Waar talent tot zijn recht komt

 

Kenmerken onderpresteren

Positieve kenmerken:

  • Ze hebben ongewone interesses en een levendige verbeelding.
  • Ze lezen vaak veel in hun vrije tijd en hebben een grote feitenkennis.
  • Ze komen in een één-op-één-gesprek welbespraakt en intelligent naar voren.
  • Ze begrijpen en onthouden informatie goed als ze geïnteresseerd zijn. En kunnen dan ook goed presteren.
  • Ze zijn gevoelig, sterk rechtvaardigheidsgevoel. Opkomen voor de zwakkere.
  • Ze hebben een grote ontdekkingsdrang en creativiteit.

Negatieve kenmerken:

Daarnaast zijn er ook negatieve kenmerken van onderpresteerders. Natuurlijk is het niet zo dat elke onderpresteerder alle kenmerken heeft, maar in het algemeen zijn de volgende zaken kenmerkend:

  • Slechte schoolresultaten.
  • Ze leveren weinig inspanning en zijn niet gewend moeite te doen om succes te behalen.
  • Zij hebben geen of weinig doorzettingsvermogen en zelfdiscipline. Ze zijn moeilijk aan het werk te krijgen en vinden het lastig om een taak vol te houden.
  • Ze maken onnodige fouten. Er zit een neerwaartse lijn in hun prestaties.
  • Ze bereiden hun huiswerk niet of nauwelijks voor. Sommige onderpresteerders leren het verkeerde, of doen niet genoeg,  of doen helemaal niets, als juist inzet belangrijk is.
  • Ze hebben slechte leer/werkstrategieën en een hekel aan automatiseren.
  • Ze verzetten zich tegen autoriteit. Ze wijzen hulp af.
  • Ze zijn snel afgeleid en hebben een slechte concentratie.
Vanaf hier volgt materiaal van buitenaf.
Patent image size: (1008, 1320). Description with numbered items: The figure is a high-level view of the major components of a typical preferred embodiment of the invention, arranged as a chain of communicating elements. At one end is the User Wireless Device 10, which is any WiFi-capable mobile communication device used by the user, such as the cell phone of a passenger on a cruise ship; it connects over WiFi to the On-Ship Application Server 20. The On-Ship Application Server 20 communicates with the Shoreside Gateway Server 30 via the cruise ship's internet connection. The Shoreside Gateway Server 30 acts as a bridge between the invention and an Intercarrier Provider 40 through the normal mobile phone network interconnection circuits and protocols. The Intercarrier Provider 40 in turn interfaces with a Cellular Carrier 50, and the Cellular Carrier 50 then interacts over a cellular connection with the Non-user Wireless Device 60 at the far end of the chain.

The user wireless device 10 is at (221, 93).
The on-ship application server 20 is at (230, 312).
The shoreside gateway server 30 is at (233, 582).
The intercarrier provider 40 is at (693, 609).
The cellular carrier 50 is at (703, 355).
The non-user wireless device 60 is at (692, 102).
Ze hebben hun aandacht niet bij de les of zijn met andere dingen bezig.
  • Ze wijzen verantwoordelijkheid af en nemen geen verantwoordelijkheid voor hun eigen gedrag. Onderpresteerders zijn afhankelijk van anderen tijdens een werk. Zij hebben constant begeleiding nodig. Zij werken het beste als ze in de gaten gehouden worden en een op een instructie krijgen. Zij hebben een gebrek aan zelfregulering.  Zij moeten herinnerd worden, aan proefwerken, spullen meenemen etc. 
  • Ze hebben een sterke externe locus of control: ze zoeken de oorzaak van slechte resultaten buiten zichzelf.
  • Ze hebben een negatief zelfbeeld en zelfvertrouwen. Ze zijn zelf ook ontevreden over hun prestaties.
  • Ze vertellen weinig over school en tonen nauwelijks trots over schoolprestaties.
  • Ze vertonen uitstelgedrag.
  • Tonen geen interesse in het nabespreken van het werk.
  • Hebben soms onrealistische hoge verwachtingen.
  • Langetermijnprojecten komen niet goed uit de verf.